FCPFNet: Feature Complementation Network with Pyramid Fusion for Semantic Segmentation

Jingsheng Lei,Chente Shu,Qiang Xu,Yunxiang Yu,Shengying Yang
DOI: https://doi.org/10.1007/s11063-024-11464-9
IF: 2.565
2024-02-21
Neural Processing Letters
Abstract:Traditional pyramid pooling modules have shown effective improvements in semantic segmentation tasks by capturing multi-scale feature information. However, their limitations arise from the shallow structure, which fails to fully extract contextual information, and the fused multi-scale feature information lacks distinctiveness, resulting in issues with the final segmentation discriminability. To address these issues, we proposes an effective solution called FCPFNet, which is based on global contextual prior for deep feature extraction of detailed information. Specifically, we introduce a novel deep feature aggregation module to extract semantic information from the output feature map of each layer through a deep aggregation of context information module, and expands the effective perception range. Additionally, we propose an Efficient Pyramid Pooling Module (EPPM) to capture distinctive features through communicating information between different sub-features and performs multi-scale fusion, which is integrated as a branch within the network to complement the information loss resulting from downsampling operations. Furthermore, in order to ensure the richness of image detail feature information and maintain a large receptive field to obtain more contextual information, EPPM concatenates the input feature map and the output feature map of the pyramid pooling module to acquire more comprehensive global contextual information. It has been demonstrated by experiment that the method described in this article achieves competitive performance on the challenging scene segmentation datasets Pascal VOC 2012, Cityscapes and Coco-Stuff, with MIOU of 81.0%, 78.8% and 40.1%, respectively.
computer science, artificial intelligence
What problem does this paper attempt to address?

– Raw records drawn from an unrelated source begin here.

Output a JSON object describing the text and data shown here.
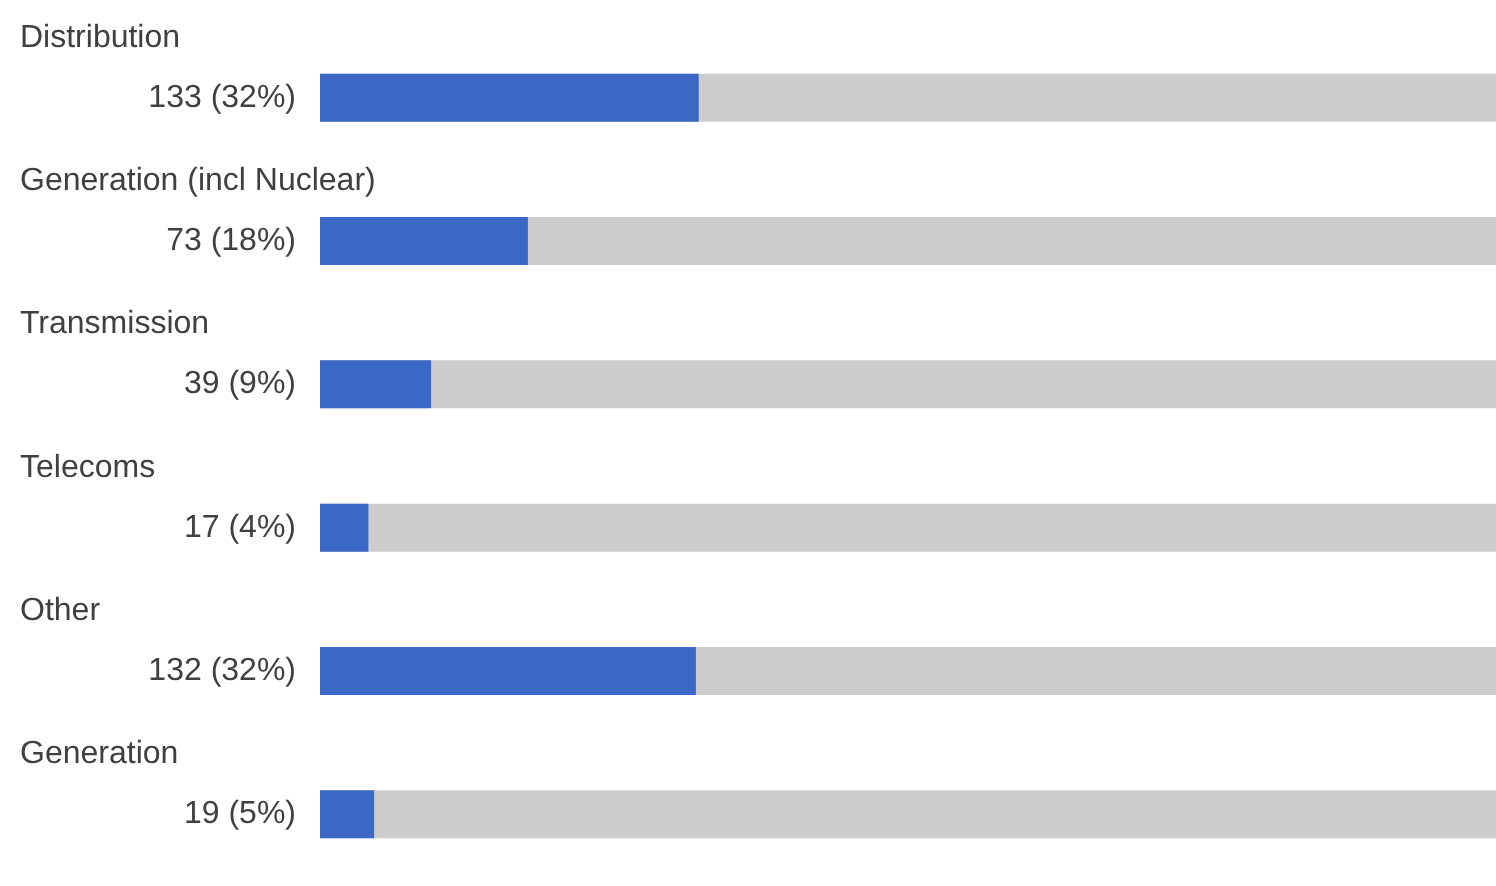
{
  "chart_data": {
    "type": "bar",
    "orientation": "horizontal",
    "xlim": [
      0,
      413
    ],
    "categories": [
      "Distribution",
      "Generation (incl Nuclear)",
      "Transmission",
      "Telecoms",
      "Other",
      "Generation"
    ],
    "series": [
      {
        "color": "#3a68c4",
        "values": [
          133,
          73,
          39,
          17,
          132,
          19
        ],
        "value_labels": [
          "133 (32%)",
          "73 (18%)",
          "39 (9%)",
          "17 (4%)",
          "132 (32%)",
          "19 (5%)"
        ]
      }
    ]
  }
}
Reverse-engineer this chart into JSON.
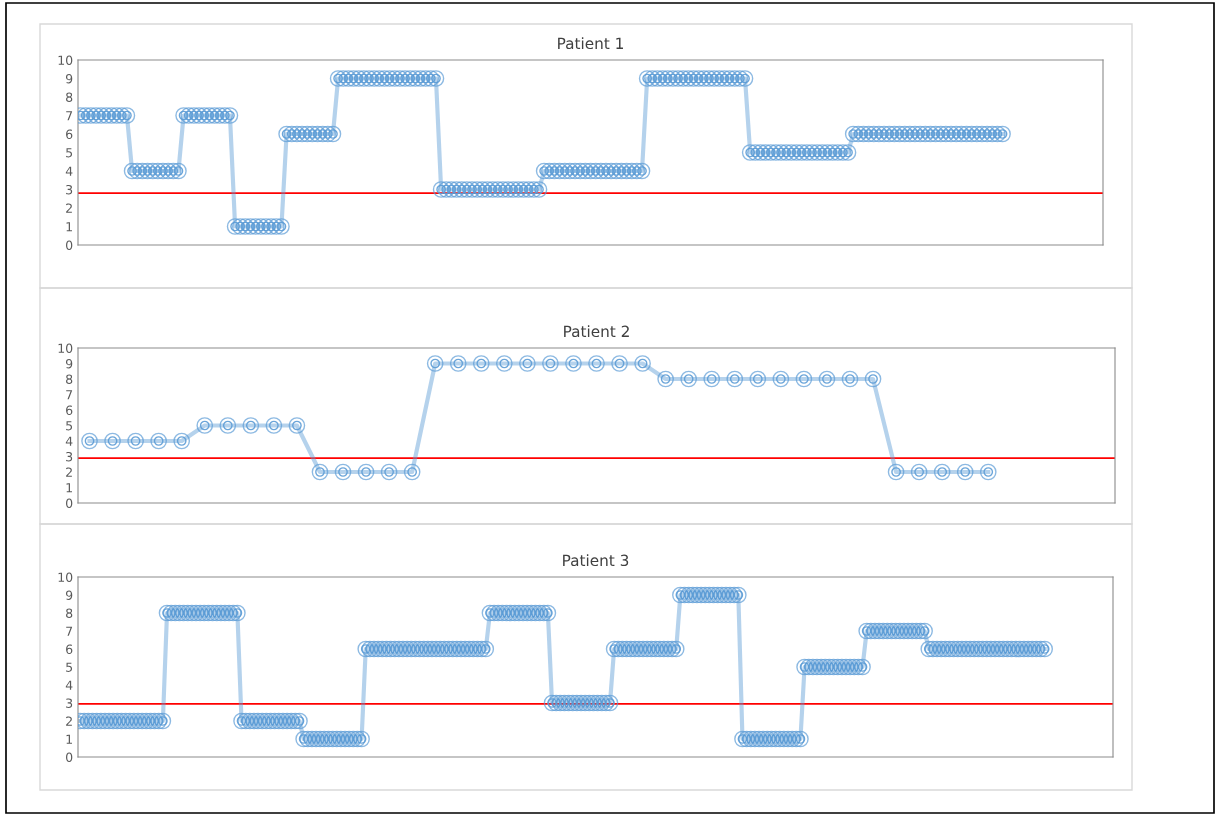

The problem that this paper attempts to solve is the limitations of traditional pyramid pooling modules in semantic segmentation tasks. Specifically, these limitations include: 1. **Shallow Structure**: Due to its shallow structure, the traditional pyramid pooling module cannot fully extract context information. 2. **Lack of Discrimination in Multi - scale Feature Fusion**: The fused multi - scale feature information lacks discrimination, resulting in a decline in the discriminative ability of the final segmentation. To overcome these problems, the author proposes a new method named FCPFNet (Feature Complementation Network with Pyramid Fusion for Semantic Segmentation). FCPFNet improves the traditional pyramid pooling module through the following two main modules: 1. **Deep Feature Aggregation Module (DFAM)**: - Through a multi - layer fusion strategy, jointly model and complement various features to expand the receptive field. - Capture global and local feature information to improve the accuracy of multi - scale object segmentation. 2. **Efficient Pyramid Pooling Module (EPPM)**: - Through channel shuffling operations and attention mechanisms, simultaneously capture spatial attention and channel attention. - Establish long - distance dependencies between pixels, extract more discriminative multi - level features, provide more abundant context information, and especially improve the recognition accuracy of small targets at low resolutions. Through these improvements, FCPFNet has achieved excellent performance on challenging scene segmentation datasets such as Pascal VOC 2012, Cityscapes, and Coco - Stuff, reaching MIoU (Mean Intersection over Union) metrics of 81.0%, 78.8%, and 40.1% respectively.